Une cyberattaque a touché la plateforme Parcoursup. Le ministère de l’Enseignement supérieur a annoncé, jeudi 23 avril, que les données personnelles de 705 000 candidats avaient été dérobées lors d’un piratage informatique survenu en octobre 2025.
Cette fuite de données concerne des candidats liés aux sessions Parcoursup 2023 et 2025 dans la région Occitanie. L’incident n’a été signalé aux équipes du ministère qu’au mois de mars 2026, soit plusieurs mois après la cyberattaque.
Dans un communiqué, le ministère précise que plusieurs types d’informations personnelles et scolaires ont été compromis. Les autorités appellent désormais les usagers concernés à rester vigilants face aux risques d’arnaques ou d’usurpation d’identité.
Une fuite de données Parcoursup concernant 705 000 candidats
Selon les informations communiquées par le ministère, 705 000 candidats ayant utilisé la plateforme Parcoursup ont été touchés par cette fuite de données.
Les candidats concernés sont ceux qui résidaient en Occitanie ou avaient formulé des vœux dans cette région lors des sessions Parcoursup 2023 ou 2025.
La cyberattaque remonte à octobre 2025, mais elle n’a été détectée et signalée aux équipes du ministère que courant mars 2026, soit près de six mois plus tard. L’information a finalement été rendue publique le 23 avril. Les candidats concernés ont été informés individuellement par les autorités.
Quelles données Parcoursup ont été piratées ?
La fuite des données concerne plusieurs catégories d’informations personnelles stockées dans le système. Parmi les données piratées figurent notamment :
- Les noms et prénoms ;
- La nationalité ;
- La date de naissance ;
- L’adresse postale ;
- L’adresse électronique ;
- Les numéros de téléphone.
Mais les pirates ont également eu accès à des informations liées à la scolarité des candidats. Cela inclut par exemple :
- Le statut de boursier ;
- Des éléments sur la scolarité ;
- Le parcours de formation suivi par les candidats.
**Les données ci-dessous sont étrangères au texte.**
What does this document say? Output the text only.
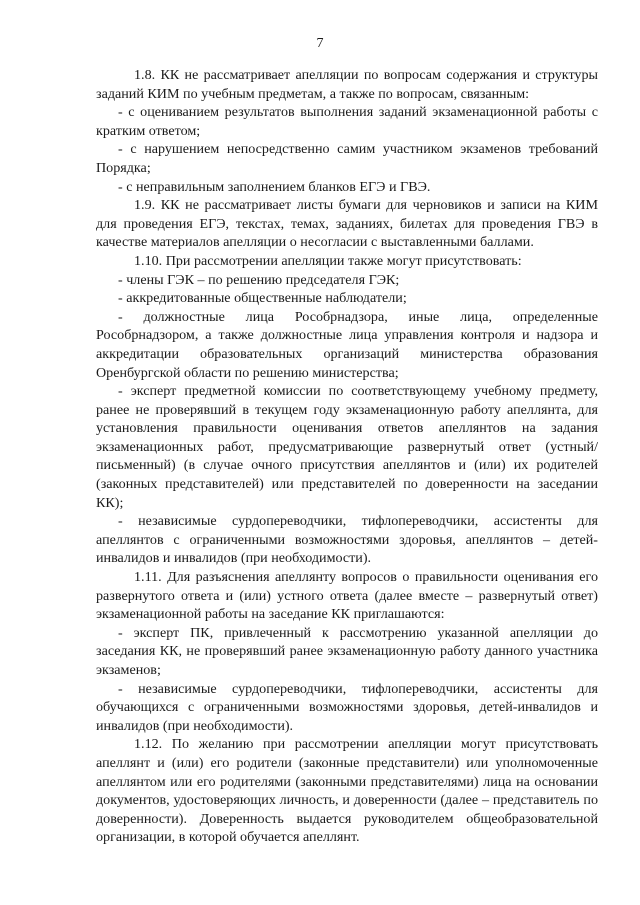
7

1.8. КК не рассматривает апелляции по вопросам содержания и структуры заданий КИМ по учебным предметам, а также по вопросам, связанным:

- с оцениванием результатов выполнения заданий экзаменационной работы с кратким ответом;

- с нарушением непосредственно самим участником экзаменов требований Порядка;

- с неправильным заполнением бланков ЕГЭ и ГВЭ.

1.9. КК не рассматривает листы бумаги для черновиков и записи на КИМ для проведения ЕГЭ, текстах, темах, заданиях, билетах для проведения ГВЭ в качестве материалов апелляции о несогласии с выставленными баллами.

1.10. При рассмотрении апелляции также могут присутствовать:

- члены ГЭК – по решению председателя ГЭК;

- аккредитованные общественные наблюдатели;

- должностные лица Рособрнадзора, иные лица, определенные Рособрнадзором, а также должностные лица управления контроля и надзора и аккредитации образовательных организаций министерства образования Оренбургской области по решению министерства;

- эксперт предметной комиссии по соответствующему учебному предмету, ранее не проверявший в текущем году экзаменационную работу апеллянта, для установления правильности оценивания ответов апеллянтов на задания экзаменационных работ, предусматривающие развернутый ответ (устный/письменный) (в случае очного присутствия апеллянтов и (или) их родителей (законных представителей) или представителей по доверенности на заседании КК);

- независимые сурдопереводчики, тифлопереводчики, ассистенты для апеллянтов с ограниченными возможностями здоровья, апеллянтов – детей-инвалидов и инвалидов (при необходимости).

1.11. Для разъяснения апеллянту вопросов о правильности оценивания его развернутого ответа и (или) устного ответа (далее вместе – развернутый ответ) экзаменационной работы на заседание КК приглашаются:

- эксперт ПК, привлеченный к рассмотрению указанной апелляции до заседания КК, не проверявший ранее экзаменационную работу данного участника экзаменов;

- независимые сурдопереводчики, тифлопереводчики, ассистенты для обучающихся с ограниченными возможностями здоровья, детей-инвалидов и инвалидов (при необходимости).

1.12. По желанию при рассмотрении апелляции могут присутствовать апеллянт и (или) его родители (законные представители) или уполномоченные апеллянтом или его родителями (законными представителями) лица на основании документов, удостоверяющих личность, и доверенности (далее – представитель по доверенности). Доверенность выдается руководителем общеобразовательной организации, в которой обучается апеллянт.
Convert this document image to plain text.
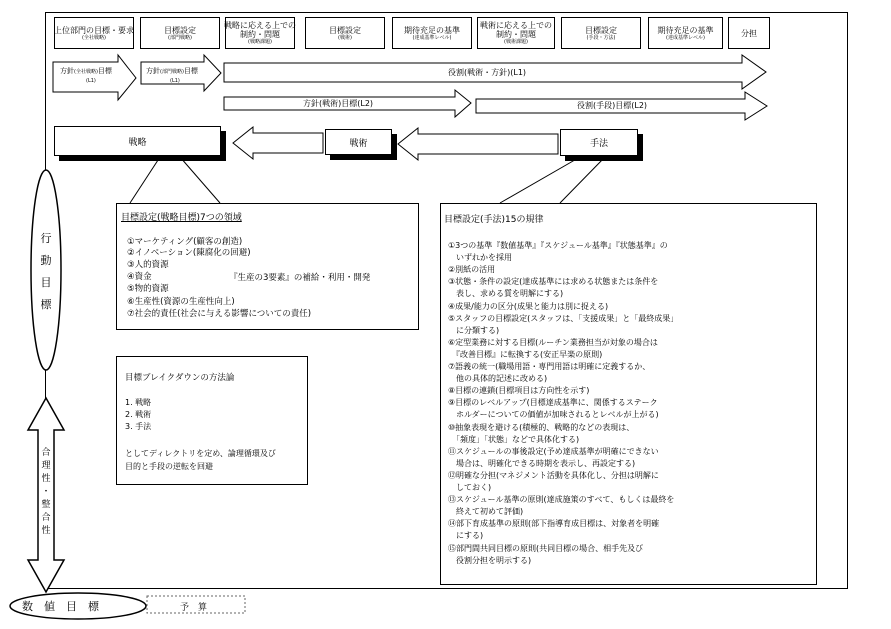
上位部門の目標・要求
(全社戦略)
目標設定
(部門戦略)
戦略に応える上での
制約・問題
(戦略課題)
目標設定
(戦術)
期待充足の基準
(達成基準レベル)
戦術に応える上での
制約・問題
(戦術課題)
目標設定
(手段・方法)
期待充足の基準
(達成基準レベル)	分担
方針(全社戦略)目標
(L1)
方針(部門戦略)目標
(L1)
役割(戦術・方針)(L1)
方針(戦術)目標(L2)	役割(手段)目標(L2)
戦略	戦術	手法
目標設定(戦略目標)7つの領域
①マーケティング(顧客の創造)
②イノベーション(陳腐化の回避)
③人的資源
④資金
⑤物的資源
⑥生産性(資源の生産性向上)
⑦社会的責任(社会に与える影響についての責任)
『生産の3要素』の補給・利用・開発
目標ブレイクダウンの方法論
1. 戦略
2. 戦術
3. 手法
としてディレクトリを定め、論理循環及び
目的と手段の逆転を回避
目標設定(手法)15の規律
①3つの基準『数値基準』『スケジュール基準』『状態基準』の
　いずれかを採用
②別紙の活用
③状態・条件の設定(達成基準には求める状態または条件を
　表し、求める質を明解にする)
④成果/能力の区分(成果と能力は別に捉える)
⑤スタッフの目標設定(スタッフは、「支援成果」と「最終成果」
　に分類する)
⑥定型業務に対する目標(ルーチン業務担当が対象の場合は
　『改善目標』に転換する(安正早楽の原則)
⑦語義の統一(職場用語・専門用語は明確に定義するか、
　他の具体的記述に改める)
⑧目標の連鎖(目標項目は方向性を示す)
⑨目標のレベルアップ(目標達成基準に、関係するステーク
　ホルダーについての価値が加味されるとレベルが上がる)
⑩抽象表現を避ける(積極的、戦略的などの表現は、
　「頻度」「状態」などで具体化する)
⑪スケジュールの事後設定(予め達成基準が明確にできない
　場合は、明確化できる時期を表示し、再設定する)
⑫明確な分担(マネジメント活動を具体化し、分担は明解に
　しておく)
⑬スケジュール基準の原則(達成施策のすべて、もしくは最終を
　終えて初めて評価)
⑭部下育成基準の原則(部下指導育成目標は、対象者を明確
　にする)
⑮部門間共同目標の原則(共同目標の場合、相手先及び
　役割分担を明示する)
行
動
目
標
合
理
性
・
整
合
性
数　値　目　標	予　算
Pour les candidats mineurs, certaines données concernant leurs responsables légaux ont également été compromises. Il s’agit notamment du lien de parenté et de la catégorie socioprofessionnelle.
Ces informations peuvent être sensibles, car elles permettent parfois de cibler plus facilement certaines personnes dans des tentatives de fraude.
Une cyberattaque rendue possible par un accès interne
D’après les premières informations communiquées par le ministère, la cyberattaque n’est pas liée à une faille directe de la plateforme Parcoursup elle-même.
La fuite de données aurait été rendue possible par l’utilisation frauduleuse d’un compte permettant d’accéder à un module de gestion des données. Cet outil est normalement réservé aux personnels de la région académique Occitanie. Grâce à cet accès, les pirates ont pu consulter et extraire les informations présentes dans le système. Le ministère indique que les équipes techniques ont été immédiatement mobilisées après la découverte de l’incident afin de renforcer les mesures de sécurité et de bloquer les accès concernés. Les données compromises ne sont désormais plus accessibles.
Le ministère saisit la CNIL et dépose plainte
À la suite de cette fuite de données, le ministère de l’Enseignement supérieur a saisi la Commission nationale de l’informatique et des libertés (CNIL), l’autorité chargée de veiller à la protection des données personnelles en France.
Une plainte a également été déposée auprès du parquet de Paris afin d’ouvrir une enquête sur cette cyberattaque.
Dans ce type de situation, les autorités doivent informer les personnes concernées et mettre en place des mesures pour limiter les risques liés à la diffusion des données.
Parcoursup : les candidats appelés à la vigilance
Même si la faille a été corrigée, les autorités invitent les candidats concernés à faire preuve de vigilance dans les prochaines semaines.
Une fuite de données personnelles peut en effet être exploitée par des fraudeurs pour mener différentes attaques, notamment :
- Des tentatives de phishing (hameçonnage) ;
- Des escroqueries en ligne ;
- Des tentatives d’usurpation d’identité.
Concrètement, les candidats doivent rester prudents face aux e-mails, messages ou appels qui demanderaient des informations personnelles.
Il est conseillé de ne jamais transmettre de données sensibles et de vérifier systématiquement l’identité de l’expéditeur avant de cliquer sur un lien ou de répondre à un message.